Саамский заговор [историческое повествование] (Кураев) - страница 15

Оба были немолоды. Несколько раз он замечал, что ее лицо тускнеет. Смотрел на нее и почти не узнавал. Как озеро под солнцем, спрятавшимся под толщу облаков, теряет свой живой лик, так же и тень прожитых лет, как пасмурные дни, предвестники приближающейся осени, спешат напомнить о конце лета. Но слава Богу, мы сами-то не замечаем своих лет. Она вставала. Поправляла прическу. Ставила на американскую «керосинку» чайник… Все предметы были беззвучно послушны ее рукам. Он подходил к ней, обнимал, словно хотел убедиться, что это не призрак, а живая плоть. Она смотрела на него с вопросительной тревогой. Он целовал. Вдруг мелькнувший призрак исчезал, он смотрел в ее серые с зеленой искрой глаза и тихо говорил: «Как хорошо». — «Милый ты мой», — тихо произносила Серафима Прокофьевна, женским своим чутьем угадывая все, что он мог чувствовать, не признаваясь себе.
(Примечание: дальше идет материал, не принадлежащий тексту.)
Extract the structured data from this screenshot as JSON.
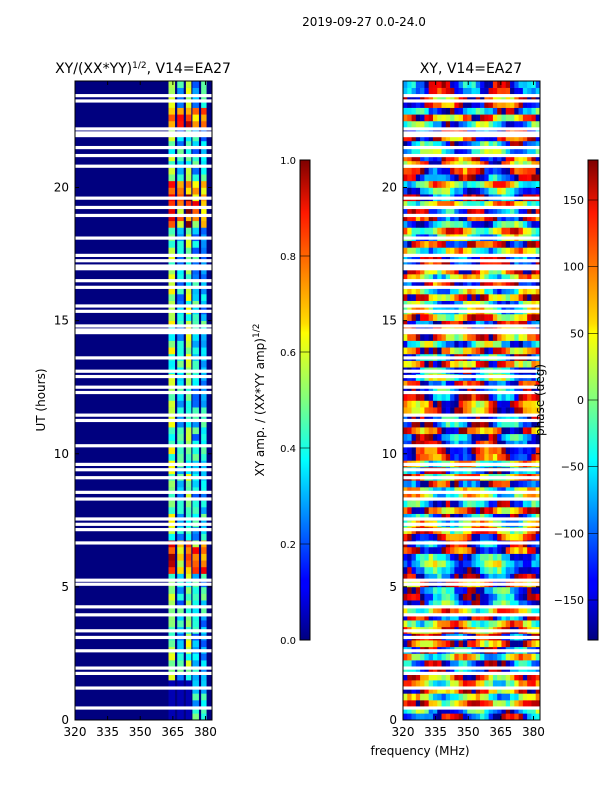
{
  "figure": {
    "suptitle": "2019-09-27 0.0-24.0",
    "xlabel": "frequency (MHz)",
    "ylabel": "UT (hours)"
  },
  "chart_data": [
    {
      "type": "heatmap",
      "title": "XY/(XX*YY)",
      "title_sup": "1/2",
      "title_suffix": ", V14=EA27",
      "x_ticks": [
        "320",
        "335",
        "350",
        "365",
        "380"
      ],
      "x_tick_values": [
        320,
        335,
        350,
        365,
        380
      ],
      "xlim": [
        320,
        383
      ],
      "y_ticks": [
        "0",
        "5",
        "10",
        "15",
        "20"
      ],
      "y_tick_values": [
        0,
        5,
        10,
        15,
        20
      ],
      "ylim": [
        0,
        24
      ],
      "colorbar": {
        "label": "XY amp. / (XX*YY amp)",
        "label_sup": "1/2",
        "ticks": [
          "0.0",
          "0.2",
          "0.4",
          "0.6",
          "0.8",
          "1.0"
        ],
        "tick_values": [
          0.0,
          0.2,
          0.4,
          0.6,
          0.8,
          1.0
        ],
        "range": [
          0,
          1
        ],
        "colormap": "jet"
      }
    },
    {
      "type": "heatmap",
      "title": "XY, V14=EA27",
      "x_ticks": [
        "320",
        "335",
        "350",
        "365",
        "380"
      ],
      "x_tick_values": [
        320,
        335,
        350,
        365,
        380
      ],
      "xlim": [
        320,
        383
      ],
      "y_ticks": [
        "0",
        "5",
        "10",
        "15",
        "20"
      ],
      "y_tick_values": [
        0,
        5,
        10,
        15,
        20
      ],
      "ylim": [
        0,
        24
      ],
      "colorbar": {
        "label": "phase (deg)",
        "ticks": [
          "150",
          "100",
          "50",
          "0",
          "−50",
          "−100",
          "−150"
        ],
        "tick_values": [
          150,
          100,
          50,
          0,
          -50,
          -100,
          -150
        ],
        "range": [
          -180,
          180
        ],
        "colormap": "jet"
      }
    }
  ],
  "flagged_hours": [
    0.45,
    1.2,
    1.75,
    1.95,
    2.6,
    3.1,
    3.35,
    3.95,
    4.25,
    5.1,
    5.25,
    6.65,
    7.15,
    7.35,
    7.55,
    8.3,
    8.55,
    9.1,
    9.4,
    9.6,
    10.3,
    11.25,
    11.45,
    12.3,
    12.5,
    12.9,
    13.1,
    13.6,
    14.55,
    14.65,
    14.8,
    15.35,
    15.55,
    16.25,
    16.5,
    16.95,
    17.05,
    17.25,
    17.45,
    18.1,
    18.95,
    19.25,
    19.6,
    20.8,
    21.2,
    21.5,
    21.95,
    22.05,
    22.2,
    23.25,
    23.45
  ],
  "colors": {
    "background": "#ffffff",
    "axis": "#000000",
    "jet_low": "#00007f",
    "jet_high": "#7f0000"
  }
}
Он смотрел на нее, не говоря ни слова. «Я постарела?» — «И прежних радостей не надо вкусившим райского вина! — декламировал Алдымов и шепотом, словно их могли услышать, говорил: — Я не могу тобой насытиться».

Вместе читали «Дневник Николая Второго», трагический в своем на всю жизнь подростковом простодушии.


Светик еще не родился, но уже явно тяготился замкнутым пространством материнского лона. Однажды они сидели перед источавшей ровное тепло керосиновой печкой, накинув на спины старую черную шинель с подстежкой. Алдымов обнимал Серафиму Прокофьевну за плечи. Света от «летучей мыши», висевшей на крючке, ввинченном в потолок, не хватало, чтобы высветить тонувшие в темноте углы обжитой половины вагончика.

В свое время в ссылке, куда его отправили в 1907 году, у Алдымова оказалось предостаточно свободного времени, что позволило ему сделать немало открытий, так он открыл для себя поэзию древних греков. Именно эти стихи, пришедшие из непроглядной дали, помогли ему почти физически ощутить единое пространство мировой культуры. Это было чувство, ни с чем не сравнимое! Сами же стихи с первого прочтения поселились в нем на всю жизнь. Ему казалось, что он их знал всегда. И вот теперь, в вагончике на запасных путях, он дарил Серафиме Прокофьевне Алкея, Феогнида из Мегары, Пиндара, Анакреонта… За стенами вагончика выла пурга, а здесь, у американской печки, звучал Архилох!..

…Сердце, сердце, пред тобою стали беды грозным строем.
Ободрись и встреть их грудью, и ударим на врага.
Пусть кругом врагов засады, твердо стой, не трепещи.
Победишь, своей победы напоказ не выставляй.
Победят, не огорчайся, запершись в дому, не плачь.
В меру радуйся победе, в меру в бедствиях горюй.